Elyse Semerdjian is Associate Professor of Islamic World/Middle Eastern History at Whitman College. A specialist in the history of the Ottoman Empire and Syria, she authored “Off the Straight Path”: Illicit Sex, Law, and Community in Ottoman Aleppo (Syracuse University Press, 2008) as well as several articles on gender, non-Muslims, and law in the Ottoman Empire. She received her M.A. in Middle Eastern Studies from the University of Michigan-Ann Arbor and her Ph.D. in History from Georgetown University. Semerdjian is a two-time Fulbright awardee to Syria. She currently serves on the editorial board of the Journal of Middle East Women’s Studies and as a book review editor for the International Journal of Middle East Studies. In the Spring of 2013, she was the Dumanian Visiting Professor in Armenian Studies in The Department of Near Eastern Cultures and Languages at the University of Chicago. She was awarded a Cornell University Society for the Humanities Fellowship for the 2016-2017 academic year to support her new book project, Remnants: Gender, Islamized Armenians, and Collective Memory of the Armenian Genocide. Semerdjian is also an occasional contributor to the Armenian Weekly.

3 Comments

  1. This is an excellent article. We need more scholarly articles like this to puncture the myths created by the media to sway public opinion one way or the other. I am familiar with Prof Demerjian’s 2008 book and the favorable faculty reviews it got. I wish her all the more success in her career as a historian and teacher.

  2. I agree with the first two points the author makes.
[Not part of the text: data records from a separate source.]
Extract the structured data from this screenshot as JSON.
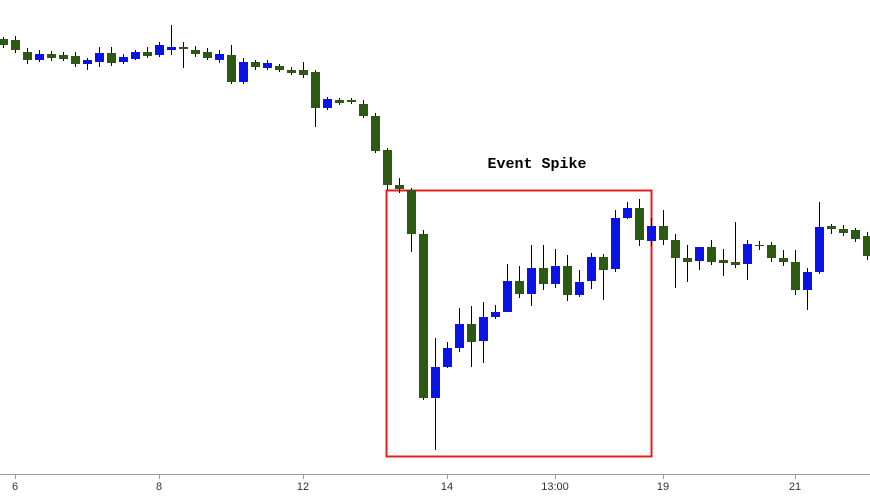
{
  "chart_data": {
    "type": "candlestick",
    "annotation": "Event Spike",
    "up_color": "#0a12e6",
    "down_color": "#2d5a12",
    "wick_color": "#000000",
    "ylim": [
      0,
      474
    ],
    "categories": [
      null,
      "6",
      null,
      null,
      null,
      null,
      null,
      null,
      null,
      null,
      null,
      null,
      null,
      "8",
      null,
      null,
      null,
      null,
      null,
      null,
      null,
      null,
      null,
      null,
      null,
      "12",
      null,
      null,
      null,
      null,
      null,
      null,
      null,
      null,
      null,
      null,
      null,
      "14",
      null,
      null,
      null,
      null,
      null,
      null,
      null,
      null,
      "13:00",
      null,
      null,
      null,
      null,
      null,
      null,
      null,
      null,
      "19",
      null,
      null,
      null,
      null,
      null,
      null,
      null,
      null,
      null,
      null,
      "21",
      null,
      null,
      null,
      null,
      null,
      null
    ],
    "open": [
      435,
      434,
      422,
      414,
      420,
      419,
      418,
      410,
      412,
      421,
      412,
      415,
      422,
      419,
      424,
      427,
      424,
      422,
      414,
      419,
      392,
      412,
      406,
      408,
      404,
      404,
      402,
      366,
      374,
      374,
      370,
      358,
      324,
      289,
      284,
      240,
      76,
      107,
      126,
      150,
      133,
      157,
      162,
      193,
      180,
      206,
      190,
      208,
      179,
      193,
      217,
      205,
      256,
      266,
      233,
      248,
      234,
      216,
      213,
      227,
      214,
      212,
      210,
      229,
      229,
      216,
      212,
      184,
      202,
      248,
      245,
      244,
      238
    ],
    "high": [
      437,
      438,
      426,
      424,
      423,
      422,
      422,
      416,
      427,
      427,
      420,
      424,
      427,
      432,
      449,
      432,
      428,
      426,
      424,
      429,
      416,
      414,
      414,
      410,
      407,
      412,
      404,
      377,
      376,
      376,
      374,
      361,
      326,
      296,
      286,
      244,
      136,
      132,
      166,
      168,
      172,
      169,
      210,
      208,
      229,
      229,
      225,
      219,
      204,
      221,
      220,
      264,
      272,
      275,
      256,
      264,
      240,
      229,
      227,
      234,
      225,
      252,
      234,
      233,
      232,
      224,
      224,
      206,
      272,
      250,
      249,
      246,
      242
    ],
    "low": [
      426,
      421,
      410,
      412,
      413,
      413,
      407,
      404,
      407,
      408,
      410,
      414,
      416,
      417,
      419,
      406,
      417,
      414,
      411,
      390,
      390,
      404,
      404,
      402,
      399,
      396,
      347,
      364,
      369,
      370,
      356,
      321,
      284,
      281,
      222,
      74,
      24,
      106,
      122,
      107,
      111,
      155,
      162,
      176,
      168,
      184,
      186,
      173,
      177,
      185,
      174,
      202,
      255,
      228,
      228,
      229,
      186,
      192,
      204,
      209,
      198,
      206,
      194,
      224,
      212,
      208,
      179,
      164,
      200,
      240,
      238,
      232,
      214
    ],
    "close": [
      429,
      424,
      414,
      420,
      416,
      415,
      410,
      414,
      421,
      411,
      417,
      422,
      418,
      429,
      427,
      425,
      420,
      416,
      420,
      392,
      412,
      407,
      411,
      404,
      401,
      399,
      366,
      375,
      371,
      372,
      358,
      323,
      289,
      285,
      240,
      76,
      107,
      126,
      150,
      132,
      157,
      162,
      193,
      180,
      206,
      190,
      208,
      179,
      192,
      217,
      204,
      256,
      266,
      234,
      248,
      234,
      216,
      212,
      227,
      212,
      211,
      209,
      230,
      228,
      216,
      212,
      184,
      202,
      247,
      245,
      241,
      235,
      218
    ]
  }
}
They’re observations that are spot on. I would, however, care to make a distinction on myth and point number 3. I would venture out to say that myth no. 3 is not so much that minoritarian rulers in the Middle East offer a more level playing field and opportunities for civil and social advancement for minorities like the Armenians and other Christians but simply a more tolerable atmosphere to work and live in. As in Iraq under Saddam, so in Syria after 1945 and especially during Asad the Senior, Armenians have benefited from a generally benevolent attitude from those governments so long as they themselves precisely never got mixed up in politics. An environment was created that Armenians could operate their own businesses and make a living without undue harassment and persecution from authorities.

    This did not necessarily translate into Armenians becoming the primary benefactors of minoritarian rule, as the author correctly notes, but neither was poor economic prospects the leading reason as to why the community’s size in Syria diminished. For example, some Aleppo Armenians whom I know left because they did not wish to have their sons drafted into the army and others were quite fond of living there had not other reasons come into play.

  3. Armen, I think you raise an excellent point about military draft being motivation for Armenians leaving Syria over the last 5 decades. It was in fact my own father’s reason for leaving Syria in the 1960s. Both military service and economic reasons are cited in Payaslian’s study. I will consider your constructive comments are I continue to draft a larger article on Myth #3 for another journal.